The tools and tutorial page sends me to this thread, and I can't seem to find any links in this thread.
Can someone please clarify what I'm apparently missing, or provide the link please?
(If browser matters, I'm using Chrome)
Windows File System has a file path character limit of I believe 255 or 260 characters. This is a part of the OS, not the program, and will exist no matter what software you use. It may be necessary to change the configuration file to remove a subfolder in order to reduce the number of characters in the path.
EDIT: Alternatively, you could put the character generator in your base C:\ folder, instead of your Users folder, to remove some path content from the beginning.
Please don't put anything directly on the C:\
Windows has a limit of entries in any directory, but the root is much smaller than all the rest. If you go over a certain number, windows will become intermittently unstable, and eventually fail to boot entirely.
(It's also no where close to a 'best practices' to clutter the root.)
If you need to shorten paths, put all of those into a folder that's on the root, and it can have a really short name if you want it too.
I know microsoft says the 512 limit on root doesn't exist anymore, but it's still not the most stable thing for your machine if you exceed it. Remember, microsoft has no problem calling certain bugs and glitches "undocumented features", and still has issues from previous OS versions that hang around under the band-aids and wallpapering/whitewashing. It's kind of inevitable as long as they maintain the backwards compatibility.

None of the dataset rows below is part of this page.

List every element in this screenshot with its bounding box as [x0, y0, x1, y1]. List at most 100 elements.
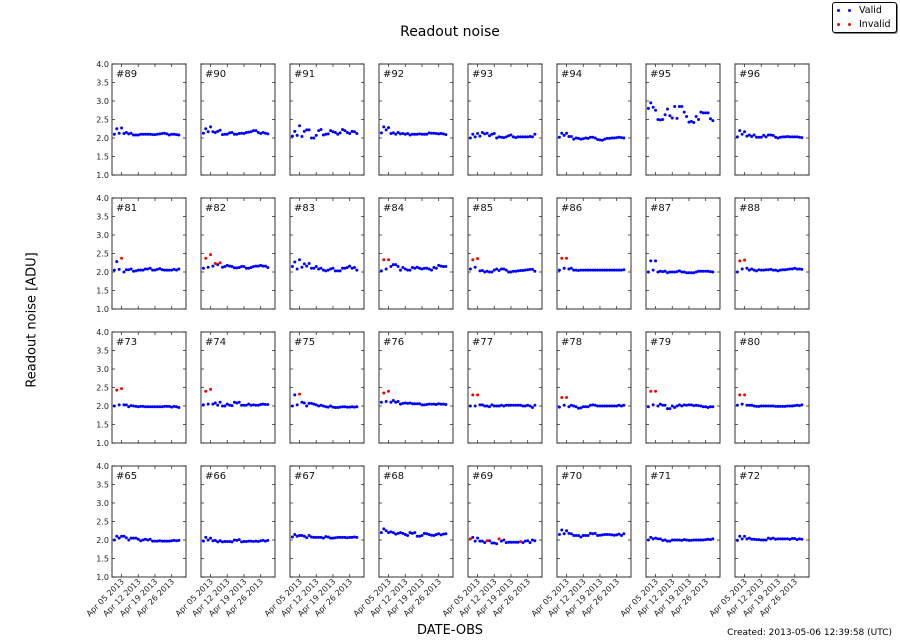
valid-point	[781, 135, 785, 139]
valid-point	[764, 404, 768, 408]
valid-point	[511, 403, 515, 407]
valid-point	[646, 538, 650, 542]
valid-point	[293, 260, 297, 264]
valid-point	[434, 532, 438, 536]
valid-point	[526, 135, 530, 139]
valid-point	[324, 405, 328, 409]
valid-point	[151, 539, 155, 543]
valid-point	[778, 135, 782, 139]
valid-point	[579, 535, 583, 539]
panel-frame	[467, 331, 543, 444]
valid-point	[329, 267, 333, 271]
panel-frame	[289, 197, 365, 310]
valid-point	[309, 535, 313, 539]
valid-point	[468, 267, 472, 271]
valid-point	[790, 135, 794, 139]
panel-frame	[556, 63, 632, 176]
valid-point	[131, 269, 135, 273]
y-tick-label: 3.5	[96, 79, 109, 88]
valid-point	[793, 266, 797, 270]
valid-point	[584, 268, 588, 272]
valid-point	[240, 131, 244, 135]
valid-point	[415, 265, 419, 269]
valid-point	[752, 133, 756, 137]
valid-point	[530, 538, 534, 542]
valid-point	[326, 405, 330, 409]
valid-point	[711, 270, 715, 274]
valid-point	[124, 130, 128, 134]
valid-point	[410, 132, 414, 136]
valid-point	[526, 268, 530, 272]
panel-frame	[289, 465, 365, 578]
valid-point	[430, 533, 434, 537]
valid-point	[324, 269, 328, 273]
valid-point	[706, 111, 710, 115]
valid-point	[740, 267, 744, 271]
valid-point	[766, 536, 770, 540]
valid-point	[745, 537, 749, 541]
valid-point	[598, 138, 602, 142]
valid-point	[685, 403, 689, 407]
valid-point	[473, 135, 477, 139]
valid-point	[576, 406, 580, 410]
valid-point	[146, 538, 150, 542]
valid-point	[663, 403, 667, 407]
valid-point	[408, 133, 412, 137]
valid-point	[581, 405, 585, 409]
valid-point	[735, 403, 739, 407]
valid-point	[658, 118, 662, 122]
valid-point	[654, 536, 658, 540]
valid-point	[336, 269, 340, 273]
valid-point	[680, 538, 684, 542]
valid-point	[237, 400, 241, 404]
valid-point	[204, 127, 208, 131]
valid-point	[379, 269, 383, 273]
valid-point	[338, 535, 342, 539]
valid-point	[598, 268, 602, 272]
valid-point	[600, 138, 604, 142]
valid-point	[160, 268, 164, 272]
valid-point	[617, 532, 621, 536]
valid-point	[220, 540, 224, 544]
valid-point	[615, 268, 619, 272]
valid-point	[314, 535, 318, 539]
valid-point	[689, 403, 693, 407]
valid-point	[165, 404, 169, 408]
valid-point	[247, 266, 251, 270]
valid-point	[526, 539, 530, 543]
valid-point	[656, 118, 660, 121]
valid-point	[131, 404, 135, 408]
legend-label-valid: Valid	[859, 4, 882, 16]
valid-point	[136, 268, 140, 272]
valid-point	[355, 405, 359, 409]
valid-point	[708, 538, 712, 542]
valid-point	[338, 405, 342, 409]
valid-point	[172, 404, 176, 408]
valid-point	[201, 539, 205, 543]
valid-point	[300, 265, 304, 269]
valid-point	[769, 267, 773, 271]
valid-point	[387, 126, 391, 130]
valid-point	[701, 111, 705, 115]
valid-point	[163, 268, 167, 272]
valid-point	[530, 267, 534, 271]
valid-point	[598, 404, 602, 408]
valid-point	[511, 135, 515, 139]
y-tick-label: 4.0	[96, 328, 109, 337]
valid-point	[240, 264, 244, 268]
valid-point	[586, 268, 590, 272]
valid-point	[422, 403, 426, 407]
valid-point	[345, 536, 349, 540]
valid-point	[519, 269, 523, 273]
valid-point	[786, 404, 790, 408]
valid-point	[490, 270, 494, 274]
valid-point	[350, 129, 354, 133]
valid-point	[427, 131, 431, 135]
valid-point	[256, 130, 260, 134]
valid-point	[341, 266, 345, 270]
valid-point	[598, 533, 602, 537]
valid-point	[793, 404, 797, 408]
valid-point	[309, 401, 313, 405]
valid-point	[216, 129, 220, 133]
valid-point	[499, 135, 503, 139]
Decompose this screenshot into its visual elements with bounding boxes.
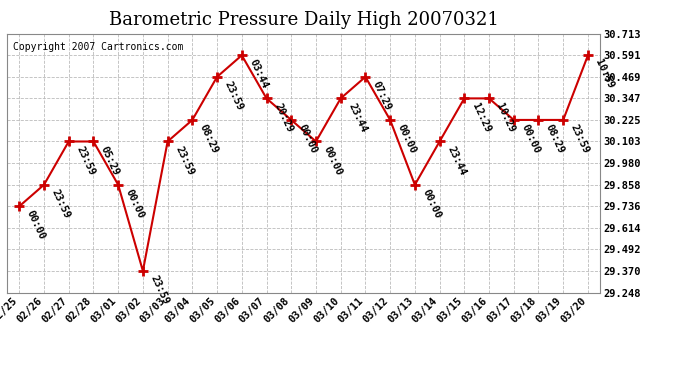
Text: 23:44: 23:44 — [346, 101, 368, 134]
Text: 05:29: 05:29 — [99, 144, 121, 177]
Text: 23:59: 23:59 — [50, 188, 72, 220]
Text: 20:29: 20:29 — [272, 101, 295, 134]
Text: 23:59: 23:59 — [75, 144, 97, 177]
Text: Barometric Pressure Daily High 20070321: Barometric Pressure Daily High 20070321 — [108, 11, 499, 29]
Text: 00:00: 00:00 — [395, 123, 418, 155]
Text: 23:59: 23:59 — [148, 274, 170, 306]
Text: Copyright 2007 Cartronics.com: Copyright 2007 Cartronics.com — [13, 42, 184, 51]
Text: 00:00: 00:00 — [25, 209, 47, 242]
Text: 23:59: 23:59 — [569, 123, 591, 155]
Text: 08:29: 08:29 — [544, 123, 566, 155]
Text: 00:00: 00:00 — [297, 123, 319, 155]
Text: 10:59: 10:59 — [593, 58, 615, 91]
Text: 23:44: 23:44 — [445, 144, 467, 177]
Text: 00:00: 00:00 — [520, 123, 542, 155]
Text: 10:29: 10:29 — [495, 101, 517, 134]
Text: 08:29: 08:29 — [198, 123, 220, 155]
Text: 03:44: 03:44 — [247, 58, 270, 91]
Text: 12:29: 12:29 — [470, 101, 492, 134]
Text: 00:00: 00:00 — [322, 144, 344, 177]
Text: 00:00: 00:00 — [420, 188, 443, 220]
Text: 23:59: 23:59 — [223, 80, 245, 112]
Text: 23:59: 23:59 — [173, 144, 195, 177]
Text: 07:29: 07:29 — [371, 80, 393, 112]
Text: 00:00: 00:00 — [124, 188, 146, 220]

The worst case of this I ran across that was still more or less running had 666,668 entries on the root. Once we cleared that mess out, which took a while, the machine perked right back up to normal and was stable again as well.
Another case was someone that kept installing things directly to the root. Not a different directory on the root, but the root itself. Of course his computer was unstable, but as the stuff he'd installed there were all mixed up together, there were all kinds of issues with mismatched dlls and uninstalls breaking things, etc.
But hey, at least they weren't storing important files in the trash, or putting the swap file in a ramdrive! (Also real things fools have done.)
As a general note, it's good to clear the temp files (tmp) from the root, as well as old log files and other cruft that tends to build up on many machines.